29 mars, 2013

Petite Leçon d’Economie appliquée à Chypre

Une monnaie a deux prix, un prix extérieur (le taux de change) et un prix intérieur (le taux d’intérêt).

Si le pouvoir politique bloque le taux de change avec un deuxième pays « plus productif », alors le commerce extérieur du pays le moins productif va commencer à se dégrader avec le temps et l’on assistera à une chute de ce qu’il est convenu d’appeler le taux de couverture des importations par les exportations. Dans une situation « normale » où le premier pays aura conservé sa souveraineté monétaire, on assiste à chaque fois à une lente montée des taux d’intérêts dans le pays le moins efficace, cette hausse du taux de l’argent anticipant en quelque sorte l’inévitable dévaluation qui clôt le processus et remet les pendules à l’heure, ce qui se serait passé si Chypre avait conservé sa souveraineté.

Au lieu de cela, comme rien de tout cela n’est possible dans l’Euro, le pays le moins efficace voit son activité ralentir structurellement, mais ne peut rien faire pour corriger les déséquilibres.

Activité en baisse veut dire déficit budgétaire en hausse (plus de dépenses, moins de rentrées, conséquences inéluctables de la perte de compétitivité).

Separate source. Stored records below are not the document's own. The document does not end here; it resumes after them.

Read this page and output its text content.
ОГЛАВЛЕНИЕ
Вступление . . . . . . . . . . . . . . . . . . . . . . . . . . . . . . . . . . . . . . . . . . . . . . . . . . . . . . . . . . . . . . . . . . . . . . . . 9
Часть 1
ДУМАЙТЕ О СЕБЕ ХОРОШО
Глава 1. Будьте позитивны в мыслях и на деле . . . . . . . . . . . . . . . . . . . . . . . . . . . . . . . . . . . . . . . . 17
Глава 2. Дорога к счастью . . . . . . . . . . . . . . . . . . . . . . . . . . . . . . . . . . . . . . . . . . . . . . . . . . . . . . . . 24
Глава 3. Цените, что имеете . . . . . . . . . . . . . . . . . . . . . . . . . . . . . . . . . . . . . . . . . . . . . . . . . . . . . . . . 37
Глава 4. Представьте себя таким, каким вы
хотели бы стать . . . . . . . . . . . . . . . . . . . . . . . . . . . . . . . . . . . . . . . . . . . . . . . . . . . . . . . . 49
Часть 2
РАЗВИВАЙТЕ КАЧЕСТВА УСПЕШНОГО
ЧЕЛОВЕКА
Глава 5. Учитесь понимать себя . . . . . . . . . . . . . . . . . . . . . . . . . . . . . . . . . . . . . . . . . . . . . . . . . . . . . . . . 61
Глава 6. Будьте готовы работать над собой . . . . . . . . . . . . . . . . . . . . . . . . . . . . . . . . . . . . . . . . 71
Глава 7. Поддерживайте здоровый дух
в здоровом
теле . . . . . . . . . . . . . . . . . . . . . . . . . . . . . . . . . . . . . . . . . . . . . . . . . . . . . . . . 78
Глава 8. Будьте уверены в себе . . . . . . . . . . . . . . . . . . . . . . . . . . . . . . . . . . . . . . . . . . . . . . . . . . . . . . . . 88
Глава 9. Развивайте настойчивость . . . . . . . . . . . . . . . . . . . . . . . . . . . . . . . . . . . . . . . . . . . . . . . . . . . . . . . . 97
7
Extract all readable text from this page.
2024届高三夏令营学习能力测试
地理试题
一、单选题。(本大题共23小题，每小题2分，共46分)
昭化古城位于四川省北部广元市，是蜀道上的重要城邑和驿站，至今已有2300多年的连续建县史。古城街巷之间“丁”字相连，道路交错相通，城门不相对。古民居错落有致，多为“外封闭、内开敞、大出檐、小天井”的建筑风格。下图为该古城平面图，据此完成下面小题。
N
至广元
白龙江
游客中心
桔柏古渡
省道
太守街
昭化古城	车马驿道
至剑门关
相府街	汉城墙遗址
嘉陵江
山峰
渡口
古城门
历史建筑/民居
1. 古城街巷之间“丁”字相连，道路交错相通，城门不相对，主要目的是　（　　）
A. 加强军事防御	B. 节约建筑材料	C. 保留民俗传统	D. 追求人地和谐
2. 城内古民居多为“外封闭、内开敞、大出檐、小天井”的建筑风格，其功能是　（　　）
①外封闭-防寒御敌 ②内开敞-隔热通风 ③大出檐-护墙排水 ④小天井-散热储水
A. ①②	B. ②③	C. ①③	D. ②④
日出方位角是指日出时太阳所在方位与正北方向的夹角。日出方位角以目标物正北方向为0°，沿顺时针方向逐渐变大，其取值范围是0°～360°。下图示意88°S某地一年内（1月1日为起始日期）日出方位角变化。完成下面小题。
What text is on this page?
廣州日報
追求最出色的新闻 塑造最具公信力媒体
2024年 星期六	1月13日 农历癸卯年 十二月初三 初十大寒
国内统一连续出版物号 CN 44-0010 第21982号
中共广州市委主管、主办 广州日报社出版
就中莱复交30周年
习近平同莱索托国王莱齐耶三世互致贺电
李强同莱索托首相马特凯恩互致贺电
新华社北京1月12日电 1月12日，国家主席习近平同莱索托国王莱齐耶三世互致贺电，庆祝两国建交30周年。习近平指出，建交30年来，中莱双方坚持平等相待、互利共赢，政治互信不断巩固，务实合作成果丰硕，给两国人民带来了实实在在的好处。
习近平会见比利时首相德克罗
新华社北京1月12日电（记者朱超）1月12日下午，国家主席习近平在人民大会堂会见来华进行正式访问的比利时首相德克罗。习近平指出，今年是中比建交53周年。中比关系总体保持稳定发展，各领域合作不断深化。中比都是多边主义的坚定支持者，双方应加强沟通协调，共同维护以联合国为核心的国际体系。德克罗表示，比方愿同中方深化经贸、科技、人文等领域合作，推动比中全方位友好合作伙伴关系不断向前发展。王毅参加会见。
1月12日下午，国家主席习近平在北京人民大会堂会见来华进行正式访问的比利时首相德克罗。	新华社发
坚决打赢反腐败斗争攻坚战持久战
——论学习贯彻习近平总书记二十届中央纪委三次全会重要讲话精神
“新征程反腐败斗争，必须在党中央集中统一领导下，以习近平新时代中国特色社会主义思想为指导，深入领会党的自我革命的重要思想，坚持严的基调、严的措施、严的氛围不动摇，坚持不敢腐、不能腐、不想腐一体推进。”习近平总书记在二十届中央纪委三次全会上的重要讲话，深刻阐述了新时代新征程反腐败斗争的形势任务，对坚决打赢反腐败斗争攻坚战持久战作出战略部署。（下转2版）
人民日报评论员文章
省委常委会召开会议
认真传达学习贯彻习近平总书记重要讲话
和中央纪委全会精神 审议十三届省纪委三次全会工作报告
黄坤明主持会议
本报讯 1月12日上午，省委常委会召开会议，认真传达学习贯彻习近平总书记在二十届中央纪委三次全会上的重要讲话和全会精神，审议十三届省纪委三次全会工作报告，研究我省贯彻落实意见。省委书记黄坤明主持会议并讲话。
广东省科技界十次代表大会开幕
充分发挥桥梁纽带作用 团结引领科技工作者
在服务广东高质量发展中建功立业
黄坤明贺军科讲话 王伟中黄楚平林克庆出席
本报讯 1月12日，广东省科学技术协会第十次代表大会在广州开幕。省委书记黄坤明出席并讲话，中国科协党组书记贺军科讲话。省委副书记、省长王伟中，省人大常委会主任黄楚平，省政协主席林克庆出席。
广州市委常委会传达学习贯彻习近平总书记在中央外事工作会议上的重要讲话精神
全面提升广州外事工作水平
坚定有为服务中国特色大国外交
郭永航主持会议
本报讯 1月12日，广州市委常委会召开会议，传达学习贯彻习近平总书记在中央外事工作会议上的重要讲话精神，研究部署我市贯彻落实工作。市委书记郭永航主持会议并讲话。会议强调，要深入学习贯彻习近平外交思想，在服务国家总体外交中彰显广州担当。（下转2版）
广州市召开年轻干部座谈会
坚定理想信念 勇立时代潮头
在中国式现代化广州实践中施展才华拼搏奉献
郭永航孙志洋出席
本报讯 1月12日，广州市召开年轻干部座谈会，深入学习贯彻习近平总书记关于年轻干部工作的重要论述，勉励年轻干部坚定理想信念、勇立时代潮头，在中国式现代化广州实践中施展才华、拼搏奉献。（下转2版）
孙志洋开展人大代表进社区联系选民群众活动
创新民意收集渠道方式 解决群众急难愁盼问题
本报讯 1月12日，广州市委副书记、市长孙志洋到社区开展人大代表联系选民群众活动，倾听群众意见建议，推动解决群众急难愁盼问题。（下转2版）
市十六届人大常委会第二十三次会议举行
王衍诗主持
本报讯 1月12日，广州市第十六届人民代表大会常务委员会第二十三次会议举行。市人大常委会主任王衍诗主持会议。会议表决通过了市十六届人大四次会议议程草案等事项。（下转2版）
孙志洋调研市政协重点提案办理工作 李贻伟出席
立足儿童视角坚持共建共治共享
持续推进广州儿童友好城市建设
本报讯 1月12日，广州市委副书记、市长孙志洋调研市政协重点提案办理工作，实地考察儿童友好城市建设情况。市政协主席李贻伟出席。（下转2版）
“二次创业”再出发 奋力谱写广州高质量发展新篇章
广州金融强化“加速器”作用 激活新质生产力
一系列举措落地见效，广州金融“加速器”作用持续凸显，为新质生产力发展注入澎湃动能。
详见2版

Ces déficits toujours croissants se financent sans difficultés, au moins au début, sur les marchés financiers.

Malheureusement, les déficits accumulés se transforment petit à petit en dettes, et il arrive toujours un moment ou les marchés commencent à prendre peur sur la capacité de l’Etat du pays faible à rembourser sa dette dans ce qui est en fait la monnaie du pays fort. De ce fait, l’ajustement nécessaire ne se fait plus par la dévaluation, mais plus brutalement par la faillite de l’Etat qui a collé son système économique dans une situation d’infériorité. En Economie, comme le disait Bastiat, le meilleur économiste que la France ait eu, il y a ce que vous voyez, la possibilité de se balader en Europe et de payer partout avec les mêmes billets, et ce que vous ne voyez pas, l’inéluctable faillite des Etats Chypriotes, Italiens, Espagnols, Portugais que cette possibilité entraine.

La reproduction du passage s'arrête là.